Liard J F
Department of Physiology, Medical College of Wisconsin, Milwaukee 53226.
Am J Physiol. 1994 Jan;266(1 Pt 2):H99-106. doi: 10.1152/ajpheart.1994.266.1.H99.
Experiments were performed in conscious chronically instrumented dogs to study the mechanism of hemodynamic effects mediated by selective vasopressin V2 agonists.

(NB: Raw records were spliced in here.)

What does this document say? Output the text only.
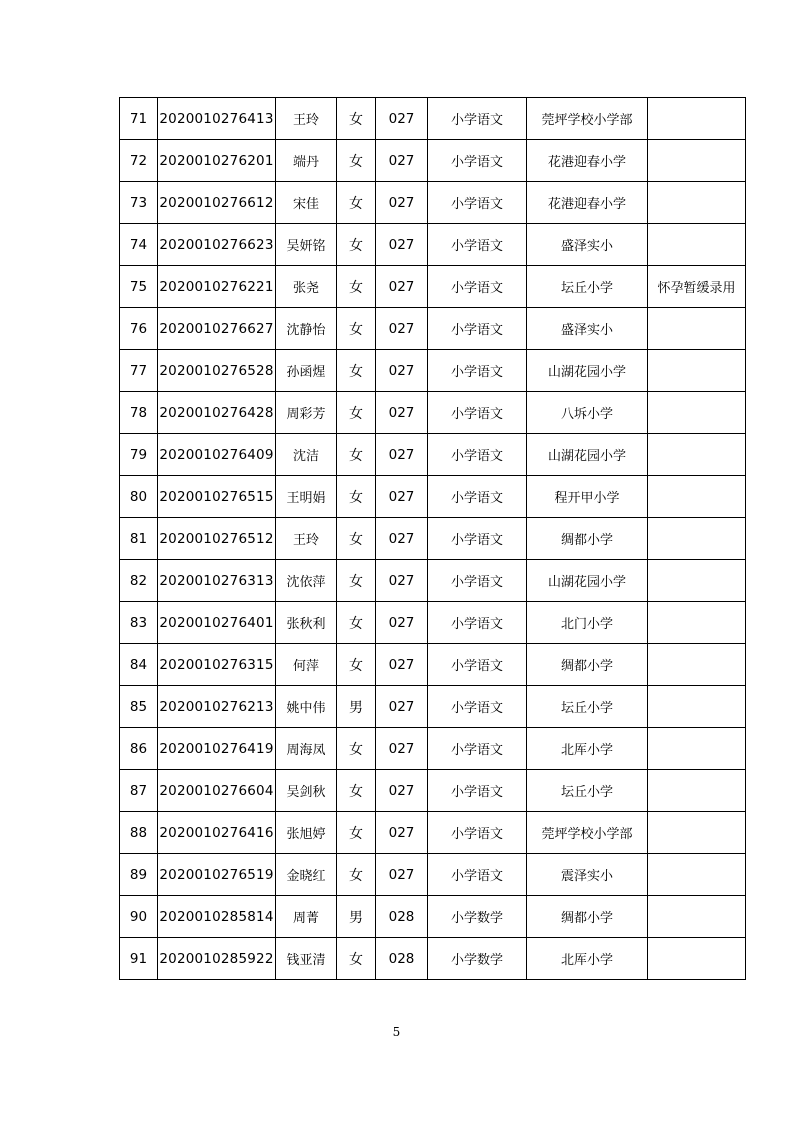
71	2020010276413	王玲	女	027	小学语文	莞坪学校小学部	
72	2020010276201	端丹	女	027	小学语文	花港迎春小学	
73	2020010276612	宋佳	女	027	小学语文	花港迎春小学	
74	2020010276623	吴妍铭	女	027	小学语文	盛泽实小	
75	2020010276221	张尧	女	027	小学语文	坛丘小学	怀孕暂缓录用
76	2020010276627	沈静怡	女	027	小学语文	盛泽实小	
77	2020010276528	孙函煋	女	027	小学语文	山湖花园小学	
78	2020010276428	周彩芳	女	027	小学语文	八坼小学	
79	2020010276409	沈洁	女	027	小学语文	山湖花园小学	
80	2020010276515	王明娟	女	027	小学语文	程开甲小学	
81	2020010276512	王玲	女	027	小学语文	绸都小学	
82	2020010276313	沈依萍	女	027	小学语文	山湖花园小学	
83	2020010276401	张秋利	女	027	小学语文	北门小学	
84	2020010276315	何萍	女	027	小学语文	绸都小学	
85	2020010276213	姚中伟	男	027	小学语文	坛丘小学	
86	2020010276419	周海凤	女	027	小学语文	北厍小学	
87	2020010276604	吴剑秋	女	027	小学语文	坛丘小学	
88	2020010276416	张旭婷	女	027	小学语文	莞坪学校小学部	
89	2020010276519	金晓红	女	027	小学语文	震泽实小	
90	2020010285814	周菁	男	028	小学数学	绸都小学	
91	2020010285922	钱亚清	女	028	小学数学	北厍小学	
5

In one group of dogs (n = 5) instrumented for the measurement of arterial pressure and cardiac output (electromagnetic flowmeter), the infusion of NG-nitro-L-arginine methyl ester (L-NAME; 20 or 40 micrograms.kg-1 x min-1) prevented or significantly inhibited the increase in cardiac output, heart rate and systemic conductance induced by injections of 1-desamino-8-D-arginine vasopressin (DDAVP, desmopressin) and 4-valine-8-D-arginine vasopressin (VDAVP), two selective V2 agonists. L-NAME infusion did not modify the aortic adenosine 3',5'-cyclic monophosphate increase induced by DDAVP infusion. In a second group of dogs similarly prepared (n = 4), the administration of L-arginine (10 mg.kg-1 x min-1) at the same time as that of L-NAME (20 micrograms.kg-1 x min-1) completely prevented the hemodynamic effects of L-NAME and restored the response to DDAVP administration. In a third group of dogs (n = 4), the infusion of a bradykinin B2 antagonist, at a rate that significantly inhibited the cardiac output, heart rate, and blood pressure responses to bradykinin, did not modify the hemodynamic response to DDAVP infusion. We conclude that the hemodynamic effects of selective V2 agonists in dogs are not mediated by bradykinin release but instead via a V2-like receptor on endothelial cells that triggers the release of nitric oxide.
在清醒的、长期植入仪器的犬类身上进行实验,以研究选择性血管加压素V2激动剂介导的血流动力学效应机制。在一组用于测量动脉压和心输出量(电磁流量计)的犬类(n = 5)中,输注NG-硝基-L-精氨酸甲酯(L-NAME;20或40微克·千克-1·分钟-1)可预防或显著抑制注射两种选择性V2激动剂1-去氨基-8-D-精氨酸血管加压素(DDAVP,去氨加压素)和4-缬氨酸-8-D-精氨酸血管加压素(VDAVP)所诱导的心输出量、心率和全身电导增加。输注L-NAME并未改变DDAVP输注所诱导的主动脉3',5'-环磷酸腺苷增加。在另一组同样制备的犬类(n = 4)中,与L-NAME(20微克·千克-1·分钟-1)同时给予L-精氨酸(10毫克·千克-1·分钟-1)可完全预防L-NAME的血流动力学效应,并恢复对DDAVP给药的反应。在第三组犬类(n = 4)中,以显著抑制对缓激肽的心输出量、心率和血压反应的速率输注缓激肽B2拮抗剂,并未改变对DDAVP输注的血流动力学反应。我们得出结论,犬类中选择性V2激动剂的血流动力学效应不是由缓激肽释放介导的,而是通过内皮细胞上类似V2的受体触发一氧化氮释放来介导的。